Exposure levels: If you want to get footage that works both with an HLG HDR TV and a SDR 709 TV then you need to expose carefully. A small bit of over exposure wont hurt the image when you view it on a 709 TV or monitor, so it will look OK in the viewfinder. But on an HDR TV any over exposure could result in skin tones that look much too bright and an image that is unpleasantly bright. As a guide you should expose diffuse 90% white (a white card or white piece of paper) at no more than 75%. Skin tones should be around 55 to 60%. You should not expose HLG as brightly as you do Rec-709.

Sure you can shoot with HLG for non HDR applications. You will get some slightly flat looking footage with rolled off highlights. If that’s the image you want then I’m not going to stop you shooting that way. If that’s what you want I suggest you consider the Cinegamma as these capture a similar DR also have a nice highlight roll off (when exposed correctly) and do use the full recording range.

Whatever you do make sure you understand what HLG was designed for. Make sure you understand the post production limitations and above all else understand that it absolutely is not a substitute for S-log.

PXW-FS5, Version 4.0 and above base ISO – BEWARE if you use ISO!!

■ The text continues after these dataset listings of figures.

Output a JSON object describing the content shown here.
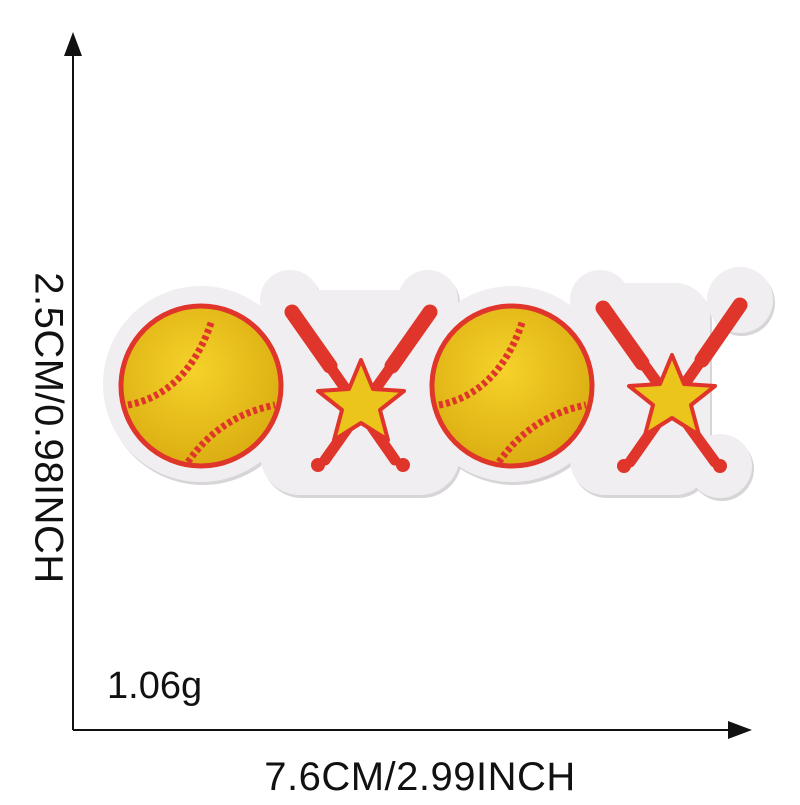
{
  "dimensions": {
    "height_text": "2.5CM/0.98INCH",
    "width_text": "7.6CM/2.99INCH",
    "weight_text": "1.06g"
  },
  "patch": {
    "motifs": [
      "softball",
      "crossed-bats-star",
      "softball",
      "crossed-bats-star"
    ],
    "colors": {
      "border": "#ece9ec",
      "ball": "#e9c21a",
      "stitch": "#e0352b",
      "bat": "#e0352b",
      "star": "#ecc51c"
    }
  }
}
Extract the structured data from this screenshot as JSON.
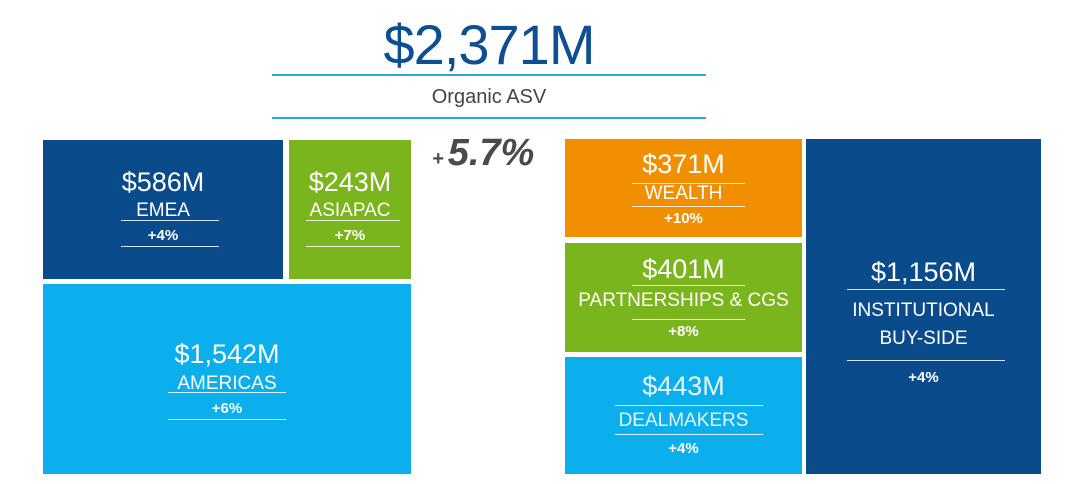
{
  "header": {
    "total": "$2,371M",
    "label": "Organic ASV",
    "growth_sign": "+",
    "growth_value": "5.7%"
  },
  "colors": {
    "navy": "#0a4b8c",
    "green": "#7ab51d",
    "sky": "#0aafec",
    "orange": "#f28f00",
    "accent_line": "#29a9e0",
    "title_blue": "#0d4f91"
  },
  "regions": {
    "emea": {
      "amount": "$586M",
      "name": "EMEA",
      "change": "+4%"
    },
    "asiapac": {
      "amount": "$243M",
      "name": "ASIAPAC",
      "change": "+7%"
    },
    "americas": {
      "amount": "$1,542M",
      "name": "AMERICAS",
      "change": "+6%"
    }
  },
  "segments": {
    "wealth": {
      "amount": "$371M",
      "name": "WEALTH",
      "change": "+10%"
    },
    "partnerships": {
      "amount": "$401M",
      "name": "PARTNERSHIPS & CGS",
      "change": "+8%"
    },
    "dealmakers": {
      "amount": "$443M",
      "name": "DEALMAKERS",
      "change": "+4%"
    },
    "institutional": {
      "amount": "$1,156M",
      "name_line1": "INSTITUTIONAL",
      "name_line2": "BUY-SIDE",
      "change": "+4%"
    }
  }
}
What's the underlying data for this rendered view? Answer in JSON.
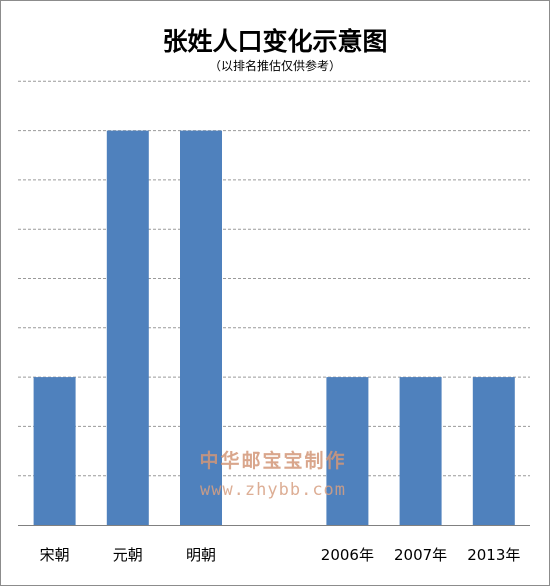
{
  "chart_data": {
    "type": "bar",
    "title": "张姓人口变化示意图",
    "subtitle": "（以排名推估仅供参考）",
    "categories": [
      "宋朝",
      "元朝",
      "明朝",
      "",
      "2006年",
      "2007年",
      "2013年"
    ],
    "values": [
      3,
      8,
      8,
      null,
      3,
      3,
      3
    ],
    "ylim": [
      0,
      9
    ],
    "grid": true,
    "grid_style": "dashed",
    "legend": "none",
    "bar_color": "#4f81bd"
  },
  "watermark": {
    "line1": "中华邮宝宝制作",
    "line2": "www.zhybb.com"
  }
}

The new version 4.0 firmware for the PXW-FS5 brings a new lower base ISO range to the camera. This very slightly reduces noise levels in the pictures. If you use “gain” in dB to indicate your gain level, then you shouldn’t have any problems, +6dB is still +6dB and will be twice as noisy as 0dB. However if you use ISO to indicate your gain level then be aware that as the base sensitivity is now lower, if you use the same ISO with version 4 as you did with version 3 you will be adding more gain than before.

Version 3 ISO  in black, version 4 ISO in Blue

Standard 1000 ISO – 800 ISO
Still 800 ISO- 640 ISO
Cinegamma 1  800 ISO – 640 ISO
Cinegamma 2  640 ISO – 500 ISO
Cinegamma 3  1000 ISO – 800 ISO
Cinegamma 4  1000 ISO – 800 ISO
ITU709 1000 ISO – 800 ISO
ITU709(800) 3200 ISO – 2000 ISO
S-Log2 3200 ISO – 3200/2000 ISO
S-Log3 3200 ISO- 3200/2000 ISO

At 0dB or the base ISO these small changes (a little under 3dB) won’t make much difference because the noise levels are pretty low in either case. But at higher gain levels the difference is more noticeable.

For example if you  often used Cinegamma 1 at 3200 ISO with Version 3 you would be adding 12dB gain and the pictures would be approx 4x noisier than the base ISO.

With Version 4, 3200 ISO with Cinegamma 1 is an extra 15dB gain and you will have pictures approx 6 time noisier than the base ISO.

Having said that, because 0dB in version 4 is now a little less noisy than in version 3, 3200 ISO in V3 looks quite similar to 3200 ISO in version 4 even though you are adding a bit more gain.